Daniele was thrilled to have a crack at Pal Joey “before I’m too old to choreograph,” she says. Joe Mantello is the director, and they have found common ground in the notion that even though the story is specifically anchored in 1939, the character of Joey is universal and eternal. “I empathize a lot with Joey and his dream,” she says. “It’s the reality for every creative person. Like Joey, you can never quite can realize your dreams. I understand that. He dreams about so much beauty, and what he gets is a tacky result. It’s sad—really sad.” she says.

Pal Joey
’s dark streak has a particular appeal for her: She was introduced to Broadway musicals when, as an Argentine ballet dancer living in Paris, she caught the final performance of one of the darkest, West Side Story.

“It changed my entire life,” she recalls. “I said, ‘I have to go to New York just to learn how to do this.’ ” Speaking no English, she arrived in 1963; by 1964, she was playing Rio Rita in What Makes Sammy Run?, thanks to the influential jazz teacher Matt Mattox . She then sailed into other shows, into assisting Michael Bennett, and into choreographing and directing. “That’s how it went,” she says. “The transitions were so easy and natural.”

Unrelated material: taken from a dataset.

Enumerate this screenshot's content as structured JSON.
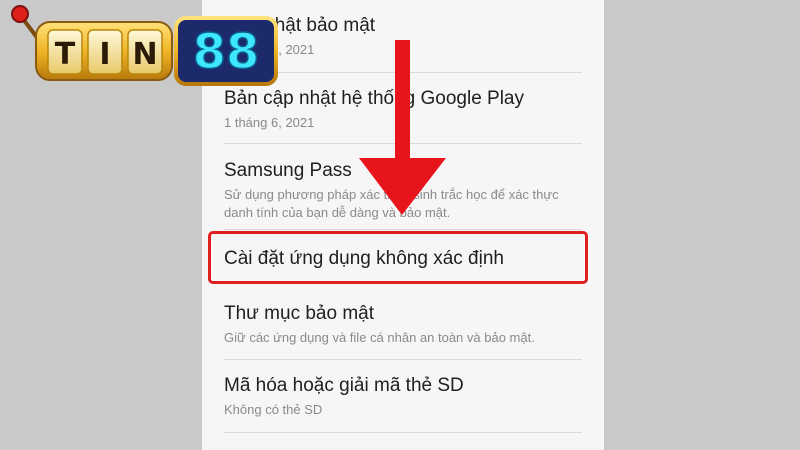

She’s earned 10 Tony nominations, on shows running the gamut from Pirates of Penzance to Once on This Island to Ragtime. It’s hard to believe it was all as painless as she makes it sound, but her favorite word seems to be “fun,” and it’s clear she makes an effort to find it. An early rehearsal finds her working through “Red Hot Mama”—“my homage to Jack Cole,” she calls it—in which the chorus girls in Joey’s club are dressed as men behind the femme fatale of Martha Plimpton. Demonstrating for Plimpton, Daniele lowers herself seductively into the lap of a guy playing a male customer at the club. Having made her point, she then proceeds to joke around, miming a fleeting but hilarious series of sexual innuendos as she gets back on her feet.

“It helps to be Latin,” she says. “I always feel that if I make fun of myself, the dancers will laugh and their defenses will come down. Then they can give 110 percent. That’s how choreographers always got the best out of me.”



Sylviane Gold writes for
The New York Times and other publications.